Veröffentlicht: 24.12.2025. Rubrik: Nachdenkliches


Motten Fliegen Zum Licht

Die stille Straße war düster.
Kein einziger Stern leuchtete am Himmel und auch der Mond schien nur ein kleiner, verwaschener Fleck zu sein, antriebslos und ohne Kraft.
Das einzige Licht, das an jenem Abend auf den grauen Gehweg fiel, war das Licht der Straßenlaternen.
Doch selbst dieses wirkte irgendwie schwächer als sonst und schien seltsam zu flackern.
Wer aber genauer hinsah, konnte erkennen, dass dafür nicht etwa ein technischer Defekt verantwortlich war, nein, vielmehr wurden die wenigen Lichtquellen von so vielen Motten umschwirrt, ganz so, als gäbe es auf der ganzen Welt nichts Schöneres als die Wärme einer alten Glühbirne.

Das Geräusch eines Motors durchbrach die nächtliche Stille.
Zwei Scheinwerfer warfen grelles, unnatürliches Licht auf die schlafenden Häuser der stillen Straße, viel zu hell, als dass es zur düsteren Atmosphäre passte.
Die Motten empfanden das wohl nicht so, ja, einige schienen kurz zu überlegen, ob das Scheinwerferlicht nicht sogar noch attraktiver wäre als das der Laterne, doch da kam das Auto zum Stehen und die Lichter erloschen.
Die Autotür öffnete sich und eine junge Frau stieg aus.
In schnellem Schritt ging zu dem Haus, an dem sie geparkt hatte, sie hatte gar keinen Blick übrig für die stille Straße mit ihren Laternen, den Motten und ihrem leisen Summen.
Doch dieses Summen hätte sie wohl auch dann nicht gehört, wenn sie langsamer gegangen wäre, denn in ihren Ohren dröhnte immer noch der wummernde Bass.
Eine tolle Party war es gewesen heute Abend, fand sie. Nette Leute, gute Musik, ein bisschen Alkohol – all das trug zu ihrer erheiterten Stimmung bei.
Doch jetzt wollte sie einfach nur ihre Ruhe haben und schlafen.
Auf dem weichen Bett, in ihrem träumenden Haus, in der stillen Straße.

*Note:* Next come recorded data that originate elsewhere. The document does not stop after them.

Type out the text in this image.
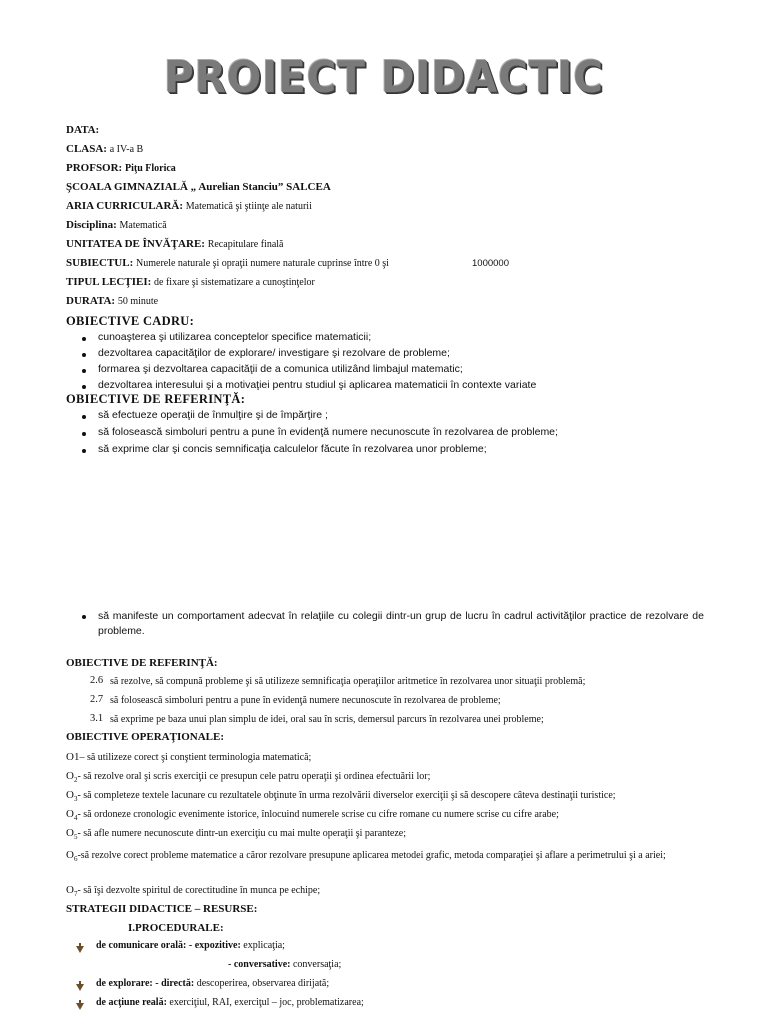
PROIECT DIDACTIC
DATA:
CLASA: a IV-a B
PROFSOR: Piţu Florica
ŞCOALA GIMNAZIALĂ „ Aurelian Stanciu” SALCEA
ARIA CURRICULARĂ: Matematică şi ştiinţe ale naturii
Disciplina: Matematică
UNITATEA DE ÎNVĂŢARE: Recapitulare finală
SUBIECTUL: Numerele naturale şi opraţii numere naturale cuprinse între 0 şi	1000000
TIPUL LECŢIEI: de fixare şi sistematizare a cunoştinţelor
DURATA: 50 minute
OBIECTIVE CADRU:
cunoaşterea şi utilizarea conceptelor specifice matematicii;
dezvoltarea capacităţilor de explorare/ investigare şi rezolvare de probleme;
formarea şi dezvoltarea capacităţii de a comunica utilizând limbajul matematic;
dezvoltarea interesului şi a motivaţiei pentru studiul şi aplicarea matematicii în contexte variate
OBIECTIVE DE REFERINŢĂ:
să efectueze operaţii de înmulţire şi de împărţire ;
să folosească simboluri pentru a pune în evidenţă numere necunoscute în rezolvarea de probleme;
să exprime clar şi concis semnificaţia calculelor făcute în rezolvarea unor probleme;
să manifeste un comportament adecvat în relaţiile cu colegii dintr-un grup de lucru în cadrul activităţilor practice de rezolvare de probleme.
OBIECTIVE DE REFERINŢĂ:
2.6 să rezolve, să compună probleme şi să utilizeze semnificaţia operaţiilor aritmetice în rezolvarea unor situaţii problemă;
2.7 să folosească simboluri pentru a pune în evidenţă numere necunoscute în rezolvarea de probleme;
3.1 să exprime pe baza unui plan simplu de idei, oral sau în scris, demersul parcurs în rezolvarea unei probleme;
OBIECTIVE OPERAŢIONALE:
O1– să utilizeze corect şi conştient terminologia matematică;
$O_2-$ să rezolve oral şi scris exerciţii ce presupun cele patru operaţii şi ordinea efectuării lor;
$O_3-$ să completeze textele lacunare cu rezultatele obţinute în urma rezolvării diverselor exerciţii şi să descopere câteva destinaţii turistice;
$O_4-$ să ordoneze cronologic evenimente istorice, înlocuind numerele scrise cu cifre romane cu numere scrise cu cifre arabe;
$O_5-$ să afle numere necunoscute dintr-un exerciţiu cu mai multe operaţii şi paranteze;
$O_6-să$ rezolve corect probleme matematice a căror rezolvare presupune aplicarea metodei grafic, metoda comparaţiei şi aflare a perimetrului şi a ariei;
$O_7-$ să îşi dezvolte spiritul de corectitudine în munca pe echipe;
STRATEGII DIDACTICE – RESURSE:
I.PROCEDURALE:
de comunicare orală: - expozitive: explicaţia;
- conversative: conversaţia;
de explorare: - directă: descoperirea, observarea dirijată;
de acţiune reală: exerciţiul, RAI, exerciţul – joc, problematizarea;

Mit einer hastigen Bewegung schloss sie die Tür auf.
Sie brauchte jetzt dringend guten Schlaf, morgen musste sie wieder in die Uni.
Der bloße Gedanke an ihren Alltag verdarb das Hochgefühl, das sie bis eben noch verspürt hatte.
Etwas frustriert ging sie in die Küche, um noch ein Glas Wasser zu trinken, als es an der Tür klopfte.

Sie öffnete.
Da stand ein junger Mann. Ungefähr in ihrem Alter.
Sie erkannte ihn sofort.
Lange hatten sie sich nicht gesehen.
Sie umarmten sich.

Hatte er sich verändert, also vom Aussehen her?
Nein, nicht viel, glaubte sie, doch ganz sicher war sie sich nicht.
Und vom Wesen? Er war sicher immer noch der Gleiche: Immer freundlich, hilfsbereit und aufmerksam.
Ja, das hatte sie sehr geschätzt an ihm.
Sie waren Freunde gewesen, als sie noch zur Schule gingen, aber dann hatten sie sich mit der Zeit aus den Augen verloren.
Schade eigentlich, er war immer so nett gewesen.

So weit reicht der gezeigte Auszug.